11 Ways School Was Different in the 1800s
After Labor Day, most kids in the United States will be back to hitting the books, and they’re probably not thrilled about it. But taking a look at what American schools were like in the 1800s might convince them how much tougher it could be—and just how good they’ve got it.
1. In some areas, school was once taught in a single room.
In the 19th and early 20th centuries, one room schoolhouses were the norm in rural areas. A single teacher taught grades one through eight together. The youngest students—called Abecedarians, because they would learn their ABCs—sat in the front, while the oldest sat in the back.
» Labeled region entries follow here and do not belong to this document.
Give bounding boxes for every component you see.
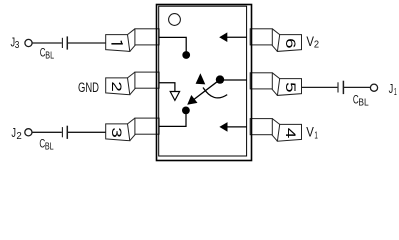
wire J2 to CBL <box>32 131 62 133</box>
wire pin 6 V2 <box>227 36 247 38</box>
switch pole dot <box>216 75 224 83</box>
terminal J3 <box>25 39 32 46</box>
svg-text:V: V <box>306 125 314 140</box>
svg-text:3: 3 <box>109 127 124 138</box>
wire pin 5 to CBL <box>302 86 338 88</box>
label CBL (J2) <box>39 139 54 153</box>
wire CBL to pin 1 <box>68 42 106 44</box>
label J3 <box>11 35 20 52</box>
switch motion arc <box>203 88 227 98</box>
svg-text:J: J <box>11 125 16 140</box>
node NO contact dot <box>182 107 190 115</box>
svg-text:4: 4 <box>283 128 298 139</box>
pin 2 <box>106 72 159 95</box>
terminal J2 <box>25 129 32 136</box>
svg-text:BL: BL <box>45 141 54 152</box>
pin 3 <box>106 118 159 141</box>
pin 4 <box>250 119 301 142</box>
pin 6 <box>250 29 301 52</box>
svg-text:2: 2 <box>16 131 21 142</box>
terminal J1 <box>370 84 377 91</box>
svg-text:5: 5 <box>283 82 298 93</box>
capacitor CBL (J3) <box>62 36 67 49</box>
svg-text:2: 2 <box>314 40 320 51</box>
switch pole line <box>193 81 219 101</box>
arrow V2 input <box>219 32 227 42</box>
svg-text:1: 1 <box>394 87 397 98</box>
IC body outer outline <box>157 5 252 161</box>
capacitor CBL (J1) <box>338 81 343 94</box>
switch motion arrowhead <box>196 73 206 84</box>
pin 1 indicator circle <box>169 14 181 26</box>
label J1 <box>389 81 397 98</box>
label CBL (J3) <box>40 48 55 62</box>
svg-text:1: 1 <box>314 130 318 141</box>
arrow V1 input <box>219 122 227 132</box>
svg-text:J: J <box>389 81 394 96</box>
label CBL (J1) <box>353 95 369 109</box>
wire CBL to J1 <box>344 86 370 88</box>
wire pin 2 GND <box>159 83 175 91</box>
label V1 <box>306 125 318 142</box>
pin 1 <box>106 29 159 52</box>
svg-text:V: V <box>306 34 314 49</box>
label V2 <box>306 34 319 51</box>
wire pin 1 to NC contact <box>159 37 187 54</box>
label J2 <box>11 125 21 142</box>
svg-text:6: 6 <box>283 38 298 49</box>
pin 5 <box>250 73 301 96</box>
wire J3 to CBL <box>32 42 62 44</box>
svg-text:2: 2 <box>109 81 124 91</box>
switch pole arrowhead <box>187 95 197 105</box>
node NC contact dot <box>182 51 190 59</box>
wire pin 3 to NO contact <box>159 111 186 126</box>
capacitor CBL (J2) <box>62 126 67 139</box>
wire pin 5 to pole <box>220 79 247 81</box>
svg-text:GND: GND <box>78 80 99 95</box>
svg-text:3: 3 <box>15 40 20 51</box>
ground arrow <box>170 92 179 101</box>
wire pin 4 V1 <box>227 126 247 128</box>
svg-text:BL: BL <box>358 97 369 108</box>
wire CBL to pin 3 <box>68 131 106 133</box>
IC body top face <box>159 6 247 156</box>
svg-text:BL: BL <box>45 50 54 61</box>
The room was heated by a single wood stove.
2. There was no transportation to get to school.
Most schoolhouses were built to serve students living within four or five miles, which was considered close enough for them to walk.
3. Boys and girls were sometimes separated.
At some schools, boys and girls entered through separate doors; they were also kept apart for lessons.
4. The school year was much shorter.
When the Department of Education first began gathering data on the subject in the 1869-70 school year [PDF], students attended school for about 132 days (the standard year these days is 180) depending on when they were needed to help their families harvest crops. Attendance was just 59 percent. School days typically started at 9am and wrapped up at 2pm or 4pm, depending on the area; there was one hour for recess and lunch, which was called “nooning."
5. There were no fancy school supplies.
6. Students might help the teacher teach.
In the monitorial or Lancasterian system, the older, stronger students learned lessons directly from the teacher, then taught the younger, weaker students.
7. Lessons were much different in the 19th and early 20th centuries.
Teachers taught subjects including reading, writing, arithmetic, history, grammar, rhetoric, and geography (you can see some 19th century textbooks here). Students would memorize their lessons, and the teacher would bring them to the front of the room as a class to recite what they’d learned—so the teacher could correct them on things like pronunciation on the spot—while the other students continued to work behind them.
8. Teachers sometimes lived with their students’ families.
According to Michael Day at the Country School Association of America, this practice was called “boarding round,” and it often involved the teacher moving from one students’ house to the next as often as every week. One Wisconsin teacher wrote of boarding with families in 1851,
“I found it very unpleasant, especially during the winter and spring terms, for one week I would board where I would have a comfortable room; the next week my room would be so open that the snow would blow in, and sometimes I would find it on my bed, and also in it. A part of the places where I boarded I had flannel sheets to sleep in; and the others cotton. But the most unpleasant part was being obliged to walk through the snow and water. I suffered much from colds and a cough.”
9. Discipline was very strict.
Sure, stepping out of line in the 1800s and early 1900s could result in detention, suspension, or expulsion, but it could also result in a lashing. According to a document [PDF] outlining student and teacher rules created by the Board of Education in Franklin, Ohio, from 1883,
“Pupils may be detained at any recess or not exceeding fifteen minutes after the hour for closing the afternoon session, when the teacher deems such detention necessary, for the commitment of lessons or for the enforcement of discipline. … Whenever it shall become necessary for teachers to resort to corporal punishment, the same shall not be inflicted upon head or hands of the pupil.”
Not all places had such a rule, though; in other areas, teachers could use a ruler or pointer to lash a student’s knuckles or palms [PDF]. Other punishments included holding a heavy book for more than an hour and writing “I will not …” do a certain activity on the blackboard 100 times.
10. No lunches were provided by the school in the 1800s.
11. For many students, education ended with eighth grade.
In order to graduate, students would have to pass a final exam. You can see a sample of a typical eighth grade exam in Nebraska circa 1895 in this PDF. It includes questions like “Name the parts of speech and define those that have no modifications,” “A wagon box is 2 ft. deep, 10 feet long, and 3 ft. wide. How many bushels of wheat will it hold?,” and “What are elementary sounds? How classified?”